Management is currently only offered as an intercalation degree in two medical schools and this is a poor representation at the undergraduate level, as it represents a mere 6% of medical schools in the UK [2931]. It additionally requires students to have a prior interest in management to seek the opportunity to study it as an intercalated degree. Moreover, leadership is often taught as a module within the umbrella of management and arguably, management and leadership should be taught hand in hand rather than implying one is more important than the other [32]. Therefore, we suggest that a greater number of medical schools should begin to introduce management and leadership as a combined intercalated degree, thereby increasing their awareness. This is already evident, with Birmingham Medical School offering an Intercalated BSc in Health Management and Leadership for the forthcoming academic year [33].
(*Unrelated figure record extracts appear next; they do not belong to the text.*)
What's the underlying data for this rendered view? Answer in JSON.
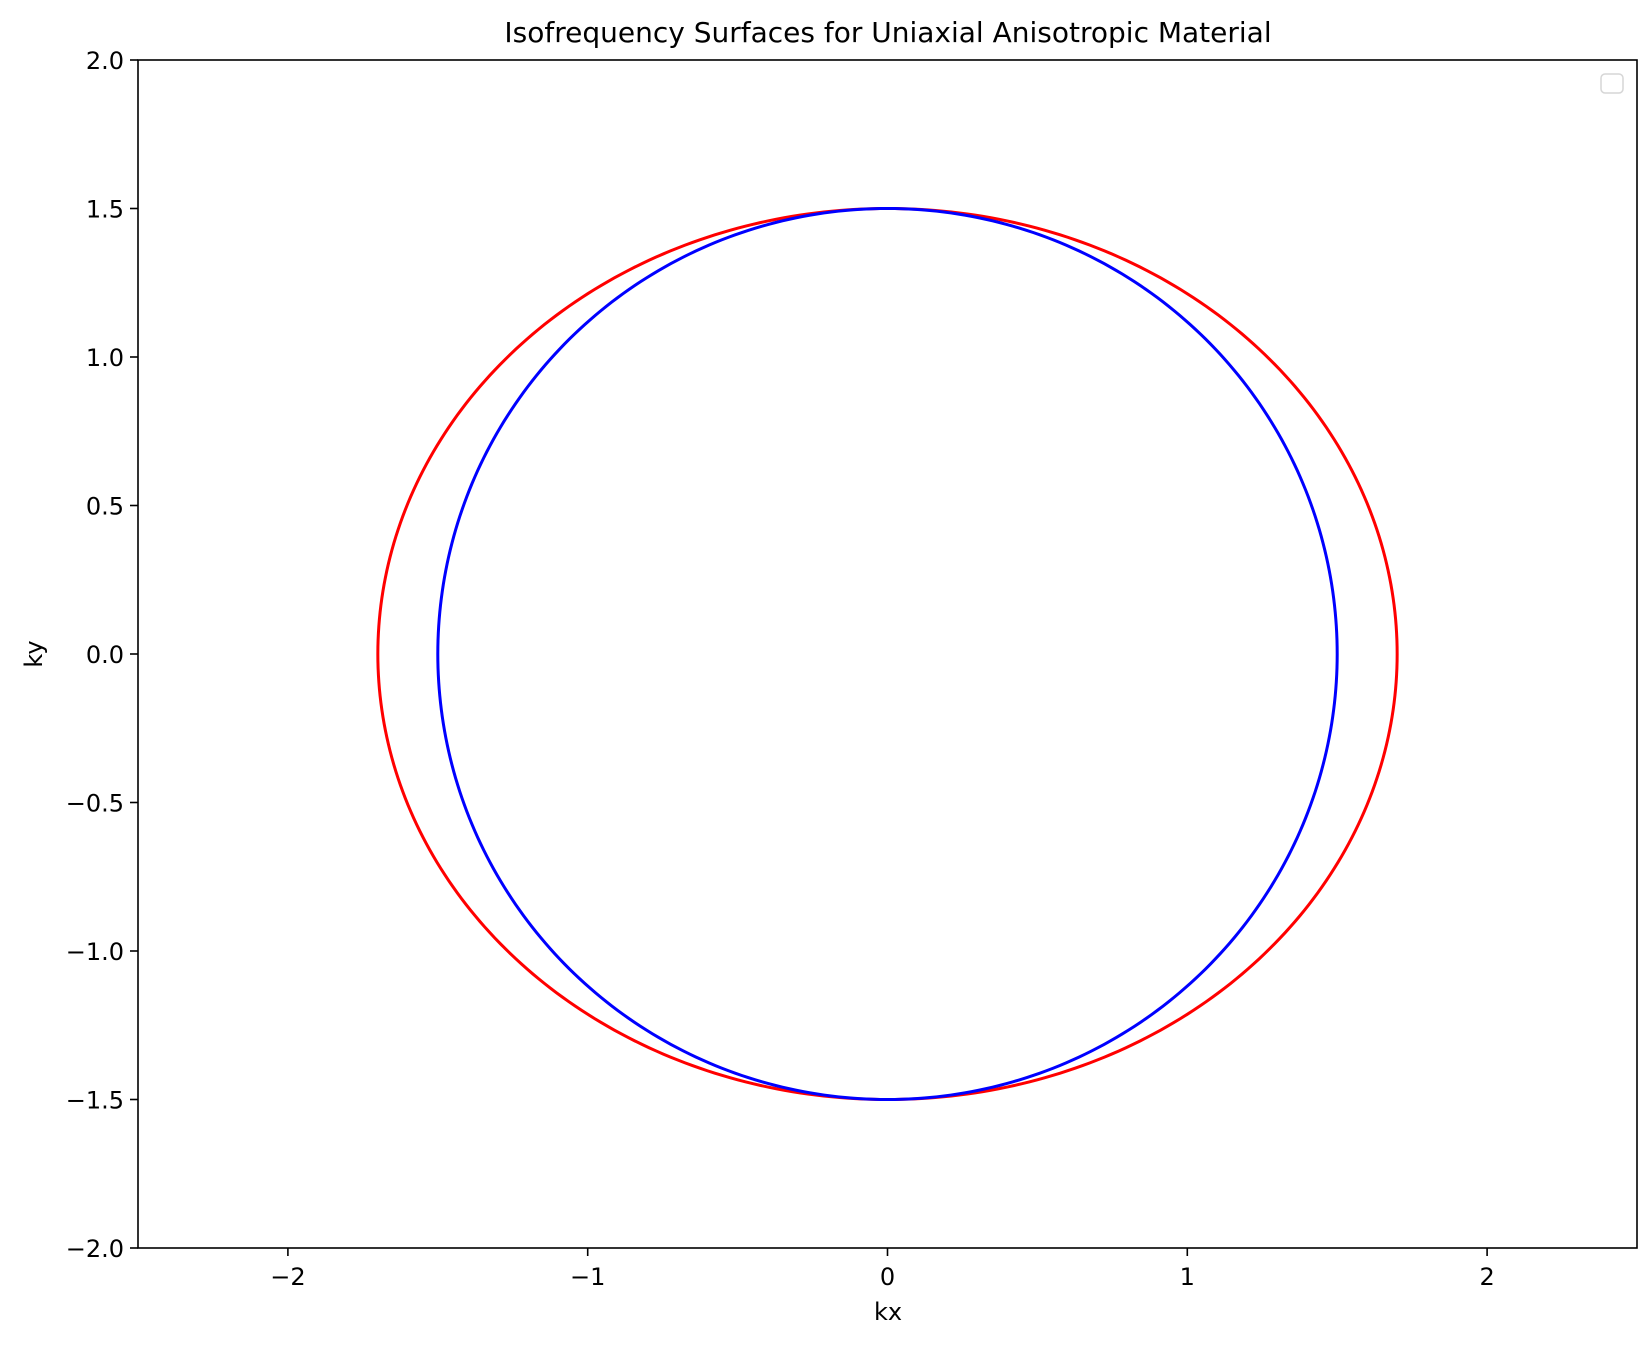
{
  "chart_data": {
    "type": "line",
    "title": "Isofrequency Surfaces for Uniaxial Anisotropic Material",
    "xlabel": "kx",
    "ylabel": "ky",
    "xlim": [
      -2.5,
      2.5
    ],
    "ylim": [
      -2.0,
      2.0
    ],
    "xticks": [
      -2,
      -1,
      0,
      1,
      2
    ],
    "xtick_labels": [
      "−2",
      "−1",
      "0",
      "1",
      "2"
    ],
    "yticks": [
      -2.0,
      -1.5,
      -1.0,
      -0.5,
      0.0,
      0.5,
      1.0,
      1.5,
      2.0
    ],
    "ytick_labels": [
      "−2.0",
      "−1.5",
      "−1.0",
      "−0.5",
      "0.0",
      "0.5",
      "1.0",
      "1.5",
      "2.0"
    ],
    "grid": false,
    "legend": {
      "placement": "upper-right",
      "entries": []
    },
    "series": [
      {
        "shape": "ellipse",
        "center": [
          0,
          0
        ],
        "semi_axis_x": 1.7,
        "semi_axis_y": 1.5,
        "color": "#ff0000"
      },
      {
        "shape": "ellipse",
        "center": [
          0,
          0
        ],
        "semi_axis_x": 1.5,
        "semi_axis_y": 1.5,
        "color": "#0000ff"
      }
    ]
  }
}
This suggestion, however, still relies on students actively choosing to intercalate in this degree. In today’s healthcare system, doctors are expected to deliver exceptional medical care as well as manage service delivery, oversee budgets and continuously achieve quality improvement. This is no longer merely a choice for those who are simply interested in this topic, rather it has become a requirement for all doctors. Hence, the ideal solution would be to introduce leadership and management as an integral part of the undergraduate medicine degree. Teaching would ideally be aimed at senior medical students in their clinical years; key topics such as health economics, healthcare strategy as well as organizational behaviour and human resource management would be valuable in preparing students as they develop into ‘Tomorrow’s Doctors’. In addition, Stoller identified six leadership competency domains for physicians that must be targeted in curricula design. These include technical skills and knowledge, industry knowledge, problem-solving skills, emotional intelligence, communication, and a commitment to lifelong learning [34]. Such concepts require a balance between theory and active immersion, with the utilization of various approaches such as group work, case studies and examples. These methods would further enhance teamwork, communication and analytical skills that are essential to doctors.
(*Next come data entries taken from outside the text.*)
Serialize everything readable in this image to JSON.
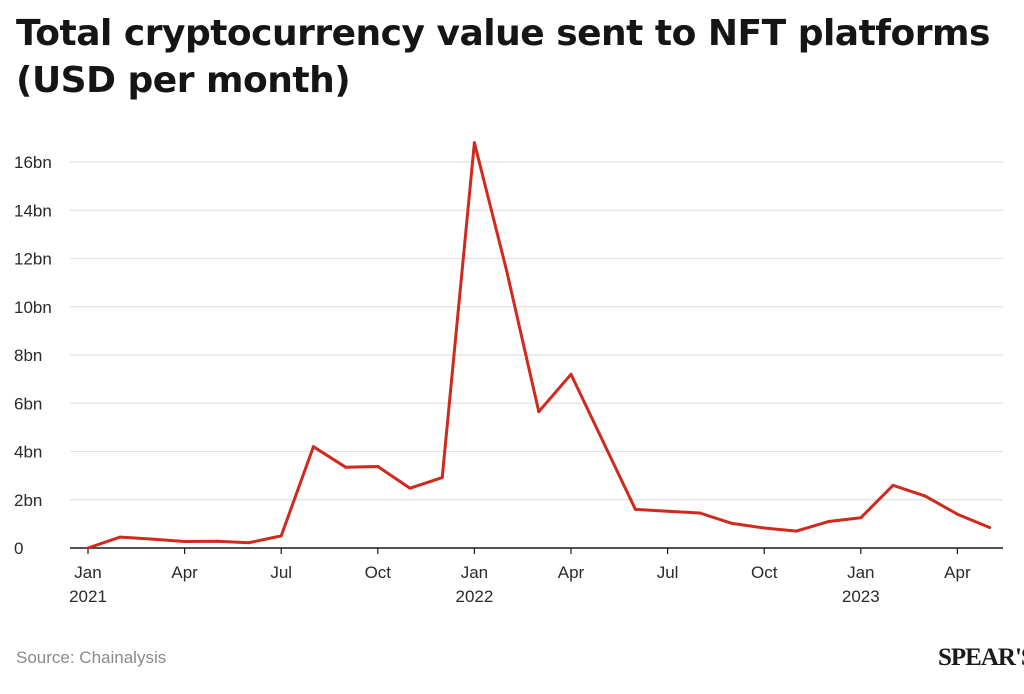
{
  "title": "Total cryptocurrency value sent to NFT platforms (USD per month)",
  "source": "Source: Chainalysis",
  "logo_text": "SPEAR'S",
  "colors": {
    "line": "#d02a1f",
    "grid": "#e2e2e2",
    "axis": "#1a1a1a",
    "text": "#2a2a2a"
  },
  "chart_data": {
    "type": "line",
    "title": "Total cryptocurrency value sent to NFT platforms (USD per month)",
    "xlabel": "",
    "ylabel": "",
    "ylim": [
      0,
      16
    ],
    "grid": true,
    "y_ticks": [
      {
        "value": 0,
        "label": "0"
      },
      {
        "value": 2,
        "label": "2bn"
      },
      {
        "value": 4,
        "label": "4bn"
      },
      {
        "value": 6,
        "label": "6bn"
      },
      {
        "value": 8,
        "label": "8bn"
      },
      {
        "value": 10,
        "label": "10bn"
      },
      {
        "value": 12,
        "label": "12bn"
      },
      {
        "value": 14,
        "label": "14bn"
      },
      {
        "value": 16,
        "label": "16bn"
      }
    ],
    "x_ticks": [
      {
        "x": "2021-01",
        "label": "Jan",
        "year": "2021"
      },
      {
        "x": "2021-04",
        "label": "Apr"
      },
      {
        "x": "2021-07",
        "label": "Jul"
      },
      {
        "x": "2021-10",
        "label": "Oct"
      },
      {
        "x": "2022-01",
        "label": "Jan",
        "year": "2022"
      },
      {
        "x": "2022-04",
        "label": "Apr"
      },
      {
        "x": "2022-07",
        "label": "Jul"
      },
      {
        "x": "2022-10",
        "label": "Oct"
      },
      {
        "x": "2023-01",
        "label": "Jan",
        "year": "2023"
      },
      {
        "x": "2023-04",
        "label": "Apr"
      }
    ],
    "x": [
      "2021-01",
      "2021-02",
      "2021-03",
      "2021-04",
      "2021-05",
      "2021-06",
      "2021-07",
      "2021-08",
      "2021-09",
      "2021-10",
      "2021-11",
      "2021-12",
      "2022-01",
      "2022-02",
      "2022-03",
      "2022-04",
      "2022-05",
      "2022-06",
      "2022-07",
      "2022-08",
      "2022-09",
      "2022-10",
      "2022-11",
      "2022-12",
      "2023-01",
      "2023-02",
      "2023-03",
      "2023-04",
      "2023-05"
    ],
    "series": [
      {
        "values": [
          0.0,
          0.45,
          0.37,
          0.27,
          0.28,
          0.22,
          0.5,
          4.2,
          3.35,
          3.38,
          2.48,
          2.92,
          16.8,
          11.5,
          5.65,
          7.2,
          4.4,
          1.6,
          1.52,
          1.45,
          1.02,
          0.83,
          0.7,
          1.1,
          1.25,
          2.6,
          2.15,
          1.4,
          0.85
        ]
      }
    ]
  }
}
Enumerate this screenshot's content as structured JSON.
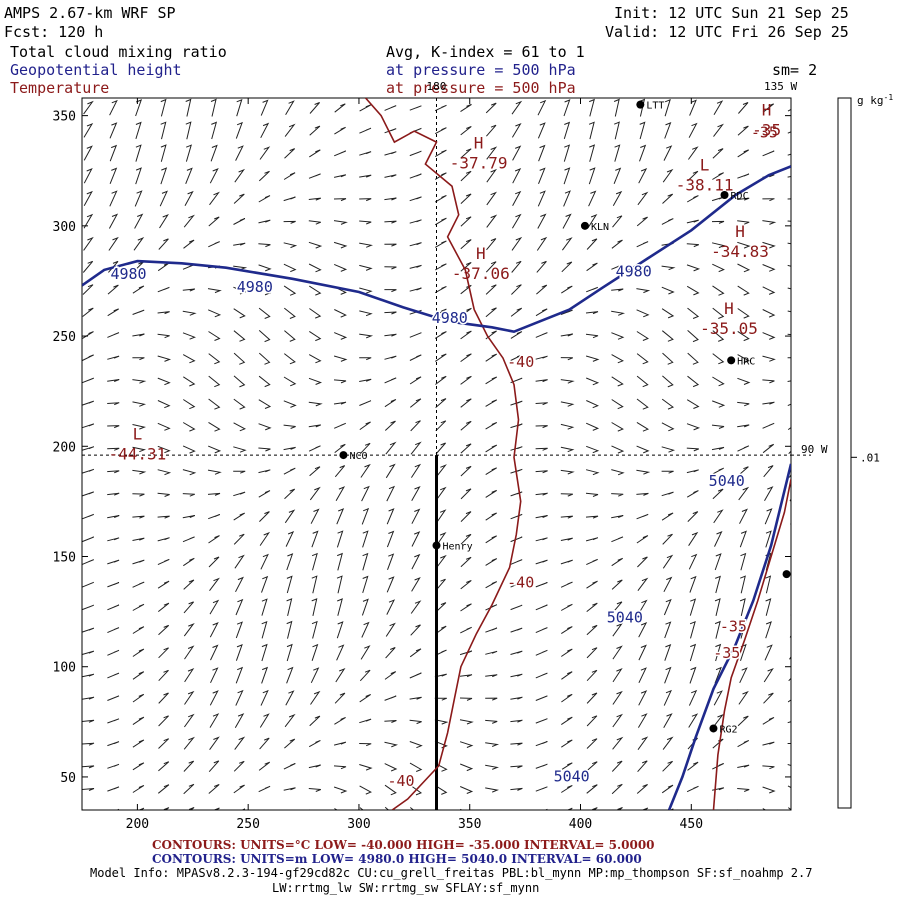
{
  "header": {
    "model": "AMPS 2.67-km WRF SP",
    "forecast": "Fcst:  120 h",
    "init": "Init: 12 UTC Sun 21 Sep 25",
    "valid": "Valid: 12 UTC Fri 26 Sep 25",
    "field1": "Total cloud mixing ratio",
    "field1_info": "Avg, K-index =  61 to   1",
    "field2": "Geopotential height",
    "field2_info": "at pressure =  500 hPa",
    "field3": "Temperature",
    "field3_info": "at pressure =  500 hPa",
    "smooth": "sm= 2"
  },
  "colors": {
    "height": "#1f2a8c",
    "temperature": "#8b1a1a",
    "text_blue": "#22228c",
    "text_red": "#8c1a1a"
  },
  "chart_data": {
    "type": "line",
    "xlim": [
      175,
      495
    ],
    "ylim": [
      35,
      358
    ],
    "x_ticks": [
      200,
      250,
      300,
      350,
      400,
      450
    ],
    "y_ticks": [
      50,
      100,
      150,
      200,
      250,
      300,
      350
    ],
    "grid": false,
    "longitude_labels": {
      "lon180": "180",
      "lon135w": "135 W",
      "lon90w": "90 W"
    },
    "colorbar": {
      "unit": "g kg",
      "unit_sup": "-1",
      "tick_label": ".01",
      "tick_value_y": 195
    },
    "height_contours": [
      {
        "label": "4980",
        "points": [
          [
            175,
            273
          ],
          [
            185,
            280
          ],
          [
            200,
            284
          ],
          [
            220,
            283
          ],
          [
            240,
            281
          ],
          [
            270,
            276
          ],
          [
            300,
            270
          ],
          [
            320,
            263
          ],
          [
            333,
            259
          ],
          [
            345,
            256
          ],
          [
            360,
            254
          ],
          [
            370,
            252
          ],
          [
            380,
            256
          ],
          [
            395,
            262
          ],
          [
            410,
            272
          ],
          [
            430,
            285
          ],
          [
            450,
            298
          ],
          [
            470,
            314
          ],
          [
            485,
            323
          ],
          [
            495,
            327
          ]
        ]
      },
      {
        "label": "5040",
        "points": [
          [
            440,
            35
          ],
          [
            446,
            50
          ],
          [
            452,
            68
          ],
          [
            460,
            90
          ],
          [
            470,
            110
          ],
          [
            478,
            130
          ],
          [
            486,
            155
          ],
          [
            495,
            192
          ]
        ]
      }
    ],
    "height_labels": [
      {
        "text": "4980",
        "x": 196,
        "y": 276
      },
      {
        "text": "4980",
        "x": 253,
        "y": 270
      },
      {
        "text": "4980",
        "x": 341,
        "y": 256
      },
      {
        "text": "4980",
        "x": 424,
        "y": 277
      },
      {
        "text": "5040",
        "x": 466,
        "y": 182
      },
      {
        "text": "5040",
        "x": 420,
        "y": 120
      },
      {
        "text": "5040",
        "x": 396,
        "y": 48
      }
    ],
    "temperature_contours": [
      {
        "label": "-40",
        "points": [
          [
            303,
            358
          ],
          [
            310,
            350
          ],
          [
            316,
            338
          ],
          [
            325,
            343
          ],
          [
            335,
            338
          ],
          [
            330,
            328
          ],
          [
            342,
            318
          ],
          [
            345,
            305
          ],
          [
            340,
            295
          ],
          [
            348,
            280
          ],
          [
            352,
            262
          ],
          [
            358,
            250
          ],
          [
            365,
            240
          ],
          [
            370,
            228
          ],
          [
            372,
            212
          ],
          [
            370,
            195
          ],
          [
            373,
            175
          ],
          [
            371,
            160
          ],
          [
            368,
            145
          ],
          [
            360,
            128
          ],
          [
            353,
            115
          ],
          [
            346,
            100
          ],
          [
            343,
            85
          ],
          [
            340,
            70
          ],
          [
            336,
            55
          ],
          [
            322,
            40
          ],
          [
            315,
            35
          ]
        ]
      },
      {
        "label": "-35",
        "points": [
          [
            495,
            185
          ],
          [
            492,
            170
          ],
          [
            486,
            150
          ],
          [
            480,
            130
          ],
          [
            474,
            112
          ],
          [
            468,
            95
          ],
          [
            465,
            80
          ],
          [
            462,
            60
          ],
          [
            460,
            35
          ]
        ]
      }
    ],
    "temperature_labels": [
      {
        "text": "-40",
        "x": 373,
        "y": 236
      },
      {
        "text": "-40",
        "x": 373,
        "y": 136
      },
      {
        "text": "-40",
        "x": 319,
        "y": 46
      },
      {
        "text": "-35",
        "x": 469,
        "y": 116
      },
      {
        "text": "-35",
        "x": 466,
        "y": 104
      },
      {
        "text": "-35",
        "x": 483,
        "y": 340
      }
    ],
    "extrema": [
      {
        "type": "H",
        "value": "-37.79",
        "x": 354,
        "y": 335
      },
      {
        "type": "H",
        "value": "-37.06",
        "x": 355,
        "y": 285
      },
      {
        "type": "L",
        "value": "-38.11",
        "x": 456,
        "y": 325
      },
      {
        "type": "H",
        "value": "-34.83",
        "x": 472,
        "y": 295
      },
      {
        "type": "H",
        "value": "-35.05",
        "x": 467,
        "y": 260
      },
      {
        "type": "H",
        "value": "-35",
        "x": 484,
        "y": 350
      },
      {
        "type": "L",
        "value": "-44.31",
        "x": 200,
        "y": 203
      }
    ],
    "stations": [
      {
        "name": "LTT",
        "x": 427,
        "y": 355
      },
      {
        "name": "RDC",
        "x": 465,
        "y": 314
      },
      {
        "name": "KLN",
        "x": 402,
        "y": 300
      },
      {
        "name": "HRC",
        "x": 468,
        "y": 239
      },
      {
        "name": "NCO",
        "x": 293,
        "y": 196
      },
      {
        "name": "Henry",
        "x": 335,
        "y": 155
      },
      {
        "name": "RG2",
        "x": 460,
        "y": 72
      },
      {
        "name": "",
        "x": 493,
        "y": 142
      }
    ],
    "meridian_dashed": {
      "x": 335
    },
    "parallel_dashed": {
      "y": 196
    },
    "pole_line": {
      "x": 335,
      "y_from": 35,
      "y_to": 196
    }
  },
  "footer": {
    "temp_line": "CONTOURS:  UNITS=°C  LOW=  -40.000        HIGH=  -35.000       INTERVAL=    5.0000",
    "height_line": "CONTOURS:  UNITS=m  LOW=   4980.0          HIGH=  5040.0         INTERVAL=    60.000",
    "model_info": "Model Info: MPASv8.2.3-194-gf29cd82c CU:cu_grell_freitas PBL:bl_mynn MP:mp_thompson SF:sf_noahmp 2.7",
    "model_info2": "LW:rrtmg_lw SW:rrtmg_sw SFLAY:sf_mynn"
  }
}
We acknowledge that there will be challenges to its inception; aspects such as the structure and delivery are of paramount importance and will have to be debated to ensure maximum benefit. Medical schools need to devise curricula that have the ability to meet the challenges of modern day medicine and equip students with valuable skills more than they do at present. This inevitably requires commitment and cooperation from those who are responsible for the delivery of teaching and, as such, these groups must be suitably inspired to instil the same passion within their students. Furthermore, the medical school curriculum in the UK is already quite substantial and this would need to be taken into consideration when incorporating the teaching of management and leadership. Major stakeholders such as governing bodies, deans, lecturers and students must be consulted to develop the curriculum, both in terms of the content, as well as the practicalities of incorporating this into the medical course. Guidance can, and should be taken from the existing intercalations on offer in order to help shape the content of the teaching [29, 30, 33]; however, this will also require commitment from the relevant experts in the field to be available to lecture and organize classes. Whilst the literature we refer to is predominantly UK-based, the introduction of management and leadership into medical school curricula would also be applicable to medical schools worldwide.

Management and leadership are invaluable skills. The NHS is constantly evolving and these skills will undoubtedly be vital in empowering young students and doctors to successfully mould the future NHS. For students, it is crucial that they are able to make astute executive decisions when the time comes. Implementing it for today’s students will enable them as tomorrow’s doctors to tackle the growing challenges of modern healthcare.